Amazon Prime‘s animated series Undone feels like an exhalation. That might seem odd for a show that explores one woman’s break from reality, but Undone, created by BoJack Horseman’s Kate Purdy and Raphael Bob-Waksberg, approaches mental health and spirituality (and time travel) in a way I haven’t seen depicted yet on TV.
DIRECTOR: Hisko Hulsing
Amazon’s first adult animated series shows immense potential.
Its protagonist is Alma (Rosa Salazar), a daycare worker living in San Antonio with her longtime boyfriend Sam (Siddharth Dhananjay). Her younger sister Becca (Anjelique Cabral) is preparing for her wedding when Alma is in a car accident. When she wakes from a coma, she can see her late father Jacob (Bob Odenkirk), who died in an accident when she was a kid. Thus begins Alma’s journey through the mirror, as time and memory impossibly shift and her physicist dad tries to recruit her to solve a deeper mystery.
Undone’s animation is one of its biggest calming effects. Director and animator Hisko Hulsing worked with the Austin-based Minnow Mountain (A Scanner Darkly) on the rotoscoped animation, which makes Alma’s world appear to pulsate in real time. Memories break open to expose galaxies, walls and doors are fluid, and people are painted in. Whereas BoJack Horseman’s vibrant animation often cloaks an underlying sadness, Undone immediately drops us into a world where the rules of time and space are open to interpretation.

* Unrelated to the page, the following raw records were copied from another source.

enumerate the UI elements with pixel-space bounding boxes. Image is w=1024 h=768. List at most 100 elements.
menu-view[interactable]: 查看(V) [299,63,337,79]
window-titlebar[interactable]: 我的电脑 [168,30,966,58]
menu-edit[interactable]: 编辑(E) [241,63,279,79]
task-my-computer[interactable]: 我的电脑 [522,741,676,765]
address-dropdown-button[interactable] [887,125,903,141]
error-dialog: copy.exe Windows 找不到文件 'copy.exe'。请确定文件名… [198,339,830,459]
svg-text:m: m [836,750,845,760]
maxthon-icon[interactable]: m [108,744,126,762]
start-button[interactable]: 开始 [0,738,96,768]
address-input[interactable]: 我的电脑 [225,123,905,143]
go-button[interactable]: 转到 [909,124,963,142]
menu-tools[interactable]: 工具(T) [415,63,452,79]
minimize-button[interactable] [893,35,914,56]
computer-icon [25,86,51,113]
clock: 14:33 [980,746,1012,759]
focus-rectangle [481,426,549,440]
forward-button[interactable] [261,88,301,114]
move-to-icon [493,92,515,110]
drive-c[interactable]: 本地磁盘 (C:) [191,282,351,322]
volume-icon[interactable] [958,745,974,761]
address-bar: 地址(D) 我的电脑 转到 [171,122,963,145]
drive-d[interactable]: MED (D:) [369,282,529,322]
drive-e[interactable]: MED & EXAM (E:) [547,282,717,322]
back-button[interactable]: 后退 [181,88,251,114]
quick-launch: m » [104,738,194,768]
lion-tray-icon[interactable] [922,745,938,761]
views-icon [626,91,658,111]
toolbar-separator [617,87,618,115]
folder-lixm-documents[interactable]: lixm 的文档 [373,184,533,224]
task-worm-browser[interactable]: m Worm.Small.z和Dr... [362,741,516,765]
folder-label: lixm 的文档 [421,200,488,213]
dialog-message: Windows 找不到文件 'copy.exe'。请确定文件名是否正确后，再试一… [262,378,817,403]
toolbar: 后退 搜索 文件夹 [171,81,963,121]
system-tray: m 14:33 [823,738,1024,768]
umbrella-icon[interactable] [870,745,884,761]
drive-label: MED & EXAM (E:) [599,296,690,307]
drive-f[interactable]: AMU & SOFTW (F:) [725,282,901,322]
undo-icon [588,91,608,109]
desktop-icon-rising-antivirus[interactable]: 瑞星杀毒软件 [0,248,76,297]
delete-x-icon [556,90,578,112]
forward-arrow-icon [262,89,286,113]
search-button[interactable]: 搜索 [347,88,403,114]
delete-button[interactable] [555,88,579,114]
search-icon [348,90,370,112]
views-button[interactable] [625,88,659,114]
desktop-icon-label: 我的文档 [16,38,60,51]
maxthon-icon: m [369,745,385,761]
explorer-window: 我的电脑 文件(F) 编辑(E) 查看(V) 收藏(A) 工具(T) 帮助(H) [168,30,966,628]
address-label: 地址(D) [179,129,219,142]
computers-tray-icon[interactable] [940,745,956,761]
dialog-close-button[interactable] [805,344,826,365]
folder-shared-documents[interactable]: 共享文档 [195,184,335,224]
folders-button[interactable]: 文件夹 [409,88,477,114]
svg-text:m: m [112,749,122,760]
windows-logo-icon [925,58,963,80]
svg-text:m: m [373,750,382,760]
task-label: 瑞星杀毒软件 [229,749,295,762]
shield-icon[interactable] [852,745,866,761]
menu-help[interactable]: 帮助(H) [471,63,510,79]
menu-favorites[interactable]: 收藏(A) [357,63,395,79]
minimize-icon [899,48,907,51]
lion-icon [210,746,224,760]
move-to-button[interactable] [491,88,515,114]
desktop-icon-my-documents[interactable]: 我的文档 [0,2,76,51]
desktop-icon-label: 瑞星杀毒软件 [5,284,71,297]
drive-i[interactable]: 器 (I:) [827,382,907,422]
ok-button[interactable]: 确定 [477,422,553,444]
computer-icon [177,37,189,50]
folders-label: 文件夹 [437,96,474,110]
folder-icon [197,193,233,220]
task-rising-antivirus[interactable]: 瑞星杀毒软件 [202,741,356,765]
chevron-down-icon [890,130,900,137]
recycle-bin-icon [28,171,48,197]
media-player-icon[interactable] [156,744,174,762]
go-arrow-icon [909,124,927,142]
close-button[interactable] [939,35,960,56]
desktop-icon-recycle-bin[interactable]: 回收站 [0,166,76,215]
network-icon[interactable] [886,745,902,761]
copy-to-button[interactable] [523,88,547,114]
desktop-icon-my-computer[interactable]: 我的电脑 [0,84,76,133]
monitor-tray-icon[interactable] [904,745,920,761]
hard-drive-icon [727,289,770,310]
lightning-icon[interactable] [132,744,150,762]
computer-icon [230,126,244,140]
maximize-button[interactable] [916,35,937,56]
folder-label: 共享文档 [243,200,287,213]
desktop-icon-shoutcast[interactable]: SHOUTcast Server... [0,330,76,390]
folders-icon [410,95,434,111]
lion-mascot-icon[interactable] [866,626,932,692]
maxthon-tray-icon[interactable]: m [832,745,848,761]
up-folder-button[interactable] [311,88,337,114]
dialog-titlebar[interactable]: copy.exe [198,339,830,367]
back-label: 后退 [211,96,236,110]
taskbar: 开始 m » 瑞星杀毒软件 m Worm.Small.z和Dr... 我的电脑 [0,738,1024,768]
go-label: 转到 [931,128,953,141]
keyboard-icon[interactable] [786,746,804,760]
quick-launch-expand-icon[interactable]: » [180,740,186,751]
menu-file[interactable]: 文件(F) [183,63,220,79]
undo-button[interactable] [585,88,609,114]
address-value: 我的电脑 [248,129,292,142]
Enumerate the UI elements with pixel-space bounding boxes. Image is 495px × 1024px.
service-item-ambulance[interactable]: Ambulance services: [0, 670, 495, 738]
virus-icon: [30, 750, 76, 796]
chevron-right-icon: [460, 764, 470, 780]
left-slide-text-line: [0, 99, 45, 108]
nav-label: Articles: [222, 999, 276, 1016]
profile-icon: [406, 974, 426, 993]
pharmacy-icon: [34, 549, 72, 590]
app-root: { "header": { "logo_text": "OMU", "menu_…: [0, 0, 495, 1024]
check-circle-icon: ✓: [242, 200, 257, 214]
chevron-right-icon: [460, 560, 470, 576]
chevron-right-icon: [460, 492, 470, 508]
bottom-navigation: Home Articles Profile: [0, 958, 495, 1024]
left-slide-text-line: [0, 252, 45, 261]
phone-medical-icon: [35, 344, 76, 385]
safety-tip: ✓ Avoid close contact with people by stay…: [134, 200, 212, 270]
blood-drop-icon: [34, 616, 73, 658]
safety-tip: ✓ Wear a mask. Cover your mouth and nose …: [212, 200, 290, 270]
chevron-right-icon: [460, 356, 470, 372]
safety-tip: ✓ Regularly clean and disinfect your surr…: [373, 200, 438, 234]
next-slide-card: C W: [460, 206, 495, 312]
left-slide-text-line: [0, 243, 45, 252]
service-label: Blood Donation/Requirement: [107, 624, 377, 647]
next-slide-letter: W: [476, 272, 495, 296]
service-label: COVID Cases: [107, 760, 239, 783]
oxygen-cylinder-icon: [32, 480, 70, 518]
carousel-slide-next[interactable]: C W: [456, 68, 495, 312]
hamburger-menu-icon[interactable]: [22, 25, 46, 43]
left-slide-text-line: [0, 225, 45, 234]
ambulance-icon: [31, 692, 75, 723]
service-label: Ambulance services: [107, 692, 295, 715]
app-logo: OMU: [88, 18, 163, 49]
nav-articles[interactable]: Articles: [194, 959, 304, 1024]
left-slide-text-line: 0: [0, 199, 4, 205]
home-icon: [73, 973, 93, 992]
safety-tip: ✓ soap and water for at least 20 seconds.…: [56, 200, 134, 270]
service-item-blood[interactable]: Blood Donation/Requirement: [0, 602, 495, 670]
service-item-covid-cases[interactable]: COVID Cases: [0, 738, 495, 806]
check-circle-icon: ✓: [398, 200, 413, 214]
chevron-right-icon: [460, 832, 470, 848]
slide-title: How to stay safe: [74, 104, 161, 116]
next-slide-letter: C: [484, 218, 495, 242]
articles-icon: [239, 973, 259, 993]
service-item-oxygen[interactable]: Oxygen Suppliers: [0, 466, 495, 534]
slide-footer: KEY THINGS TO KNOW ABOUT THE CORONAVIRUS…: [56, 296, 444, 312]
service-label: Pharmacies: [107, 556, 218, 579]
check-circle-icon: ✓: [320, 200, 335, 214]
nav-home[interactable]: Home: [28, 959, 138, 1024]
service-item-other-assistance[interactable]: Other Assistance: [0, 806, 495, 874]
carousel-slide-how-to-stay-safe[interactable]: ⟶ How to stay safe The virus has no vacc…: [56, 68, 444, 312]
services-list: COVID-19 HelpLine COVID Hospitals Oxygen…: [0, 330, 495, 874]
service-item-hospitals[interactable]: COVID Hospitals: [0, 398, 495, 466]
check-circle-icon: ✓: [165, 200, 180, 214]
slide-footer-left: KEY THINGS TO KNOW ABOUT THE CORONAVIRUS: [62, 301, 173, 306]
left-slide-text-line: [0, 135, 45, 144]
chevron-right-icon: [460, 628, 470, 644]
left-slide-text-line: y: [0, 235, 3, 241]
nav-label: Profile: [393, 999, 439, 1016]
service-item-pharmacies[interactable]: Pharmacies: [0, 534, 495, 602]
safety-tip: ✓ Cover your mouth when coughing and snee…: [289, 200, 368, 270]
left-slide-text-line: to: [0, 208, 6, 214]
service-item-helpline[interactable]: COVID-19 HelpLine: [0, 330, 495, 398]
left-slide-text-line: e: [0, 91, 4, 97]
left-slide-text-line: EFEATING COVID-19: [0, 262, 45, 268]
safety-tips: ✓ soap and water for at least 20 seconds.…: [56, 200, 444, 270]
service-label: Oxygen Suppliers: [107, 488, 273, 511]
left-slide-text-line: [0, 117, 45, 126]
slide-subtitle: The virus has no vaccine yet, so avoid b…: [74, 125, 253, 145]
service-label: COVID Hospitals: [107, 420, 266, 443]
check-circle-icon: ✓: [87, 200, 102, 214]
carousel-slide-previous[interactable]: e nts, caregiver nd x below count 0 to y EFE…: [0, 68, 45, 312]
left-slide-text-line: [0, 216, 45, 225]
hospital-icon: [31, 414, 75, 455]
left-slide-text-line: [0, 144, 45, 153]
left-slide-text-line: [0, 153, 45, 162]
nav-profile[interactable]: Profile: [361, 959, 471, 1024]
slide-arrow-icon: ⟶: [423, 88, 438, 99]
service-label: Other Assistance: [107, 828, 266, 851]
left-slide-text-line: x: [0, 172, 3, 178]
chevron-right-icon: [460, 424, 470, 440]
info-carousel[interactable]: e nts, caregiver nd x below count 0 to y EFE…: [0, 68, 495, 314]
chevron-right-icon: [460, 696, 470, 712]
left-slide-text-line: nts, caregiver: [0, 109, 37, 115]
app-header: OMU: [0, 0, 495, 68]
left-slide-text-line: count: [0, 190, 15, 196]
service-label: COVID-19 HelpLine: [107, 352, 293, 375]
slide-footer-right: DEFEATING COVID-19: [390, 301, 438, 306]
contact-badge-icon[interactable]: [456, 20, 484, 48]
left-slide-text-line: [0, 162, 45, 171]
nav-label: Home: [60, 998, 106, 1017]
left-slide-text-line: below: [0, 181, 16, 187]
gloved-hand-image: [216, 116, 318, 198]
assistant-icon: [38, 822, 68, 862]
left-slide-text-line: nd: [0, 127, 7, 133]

In June, when Undone screened at the ATX Television Festival, Purdy told the Daily Dot about her own experience with mental health, which led her to seek out shamans and other forms of spirituality and healing. “The world is more flexible than you could possibly realize,” she said, “and there are kind of these powers at play, and we can tap into those energies.” Purdy incorporates this flexibility and energy into Undone, along with the knowledge that Alma’s grandmother was schizophrenic (as was Purdy’s), adding to the bigger question of whether Alma is, too. (Five of eight episodes were made available for review, but they leave this question up in the air.)
Alma struggles to make sense of her new “potential,” which draws her away from her already strained relationships. Yet as she tunes into this new frequency, she also gets to retry interactions with family and friends. In one of the more touching scenes, after an argument with Sam, Alma returns to his grade-school days and witnesses him being bullied, as well as his desire to learn how to speak like other kids. Alma, who’s had a cochlear implant since childhood, also had to adapt in her own way to being the “different” kid. Entering into Sam’s experience gives her the context she needs to understand and have empathy. It also gives viewers a heartbreaking glimpse of how she coped with trauma.
Other shows explore the complexities and nuances of women on the verge—Russian Doll, Sharp Objects, Lady Dynamite—but Undone slows everything down, and the gorgeous visuals pull viewers into the frame with Alma. Those day-to-day moments where you wonder, Did I put this here?, come into focus a bit more. The series deals with some heavy subject matter, but it also makes you question your own reality.